Há quem diga que comunicação interna é sobre canais, murais, newsletters e intranets. Mas quando a conversa se aprofunda, percebemos que ela é, acima de tudo, sobre pessoas. É nesse ponto que o método F.A.L.A. – Facilitação de Aprendizagem Lúdico-Apreciativa se torna uma contribuição reflexiva e prática para ambientes corporativos mais humanos e colaborativos.

A trajetória de Giuliano Scussel mostra como a comunicação pode nascer da arte e se transformar em ferramenta de integração. Educador bilíngue, consultor e empreendedor, ele encontrou nas artes cênicas e nas experiências criativas uma forma de quebrar barreiras e aproximar equipes. O resultado de mais de duas décadas de experimentações é um método que une diálogo, valorização e inspiração — três dimensões que sustentam a proposta.

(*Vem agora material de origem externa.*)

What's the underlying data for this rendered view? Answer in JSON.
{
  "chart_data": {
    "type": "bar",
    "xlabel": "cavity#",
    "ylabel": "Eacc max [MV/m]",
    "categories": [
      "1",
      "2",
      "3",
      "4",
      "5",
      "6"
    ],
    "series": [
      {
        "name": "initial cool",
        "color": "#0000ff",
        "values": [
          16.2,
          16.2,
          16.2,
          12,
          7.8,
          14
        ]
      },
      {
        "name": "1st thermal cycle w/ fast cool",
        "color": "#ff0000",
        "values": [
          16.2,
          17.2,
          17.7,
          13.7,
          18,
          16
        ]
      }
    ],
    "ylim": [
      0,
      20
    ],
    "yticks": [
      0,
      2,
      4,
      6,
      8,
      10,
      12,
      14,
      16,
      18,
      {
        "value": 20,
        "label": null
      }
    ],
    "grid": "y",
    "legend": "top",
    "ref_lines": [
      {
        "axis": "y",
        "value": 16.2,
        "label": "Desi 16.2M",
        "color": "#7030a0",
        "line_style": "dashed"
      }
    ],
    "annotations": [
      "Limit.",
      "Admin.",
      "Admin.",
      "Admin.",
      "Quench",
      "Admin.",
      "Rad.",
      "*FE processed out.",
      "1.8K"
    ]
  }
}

Comunicação além dos canais

Giuliano lembra que já participou de reuniões para decidir o layout de um quadro de avisos. Hoje, está em dinâmicas que alimentam chatbots corporativos. Os meios mudaram, mas os desafios permanecem: despertar pertencimento, promover engajamento e desenvolver empoderamento.

O que se observa é uma evolução da comunicação interna em três movimentos:
– Premiação e benefícios como moeda de troca pelo engajamento.
– Propósito compartilhado, alinhando discurso organizacional às demandas sociais e ambientais.
– Escuta e acolhimento, onde a comunicação se volta para o ecossistema interno, reconhecendo dinâmicas e conflitos.

É nesse último cenário que o F.A.L.A. encontra espaço para contribuir, criando ambientes mais saudáveis e inclusivos.

O poder do lúdico

As experiências propostas pelo método não dizem às pessoas o que fazer. Elas convidam à descoberta. Seja pintando uma peça de cerâmica ou desbravando uma trilha, o objetivo é tirar os profissionais do piloto automático e criar memórias afetivas que ancoram mensagens e aprendizados.

Giuliano explica que o “elemento surpresa” é essencial: ao deslocar equipes de sua zona de conforto, a comunicação ganha força e se torna mais memorável. É o que aconteceu em um team building que reuniu quatro equipes sob uma nova diretoria. A atividade com cerâmica permitiu que cada pessoa expressasse sua singularidade, criando conexões genuínas e fortalecendo o senso de pertencimento.

Comunicação que humaniza

O método F.A.L.A. se conecta com práticas já existentes de team building e programas de qualidade de vida, mas traz um diferencial: cada facilitação é desenhada a partir da cultura da própria organização. Isso garante que a comunicação interna não seja apenas transmissora de mensagens, mas promotora de diálogo e reconhecimento.

Para Giuliano, o maior desafio da comunicação corporativa hoje é simples de enunciar e complexo de realizar: escutar as pessoas. Escutar seus anseios, receios e potencialidades, para então produzir uma comunicação responsiva, capaz de alinhar discurso e prática em torno de um propósito compartilhado.

Tendências e futuro

Num mundo saturado de telas e estímulos, o futuro da comunicação corporativa passa por criar experiências de interatividade real. O lúdico e as artes oferecem justamente essa possibilidade: trazer presença, consciência e conexão genuína.

Mais do que transmitir informações, a comunicação corporativa precisa lembrar as pessoas do potencial que carregam. E, como Giuliano resume, inovar na forma de engajar equipes pode começar com um gesto simples: convidar todos a pensar e criar juntos.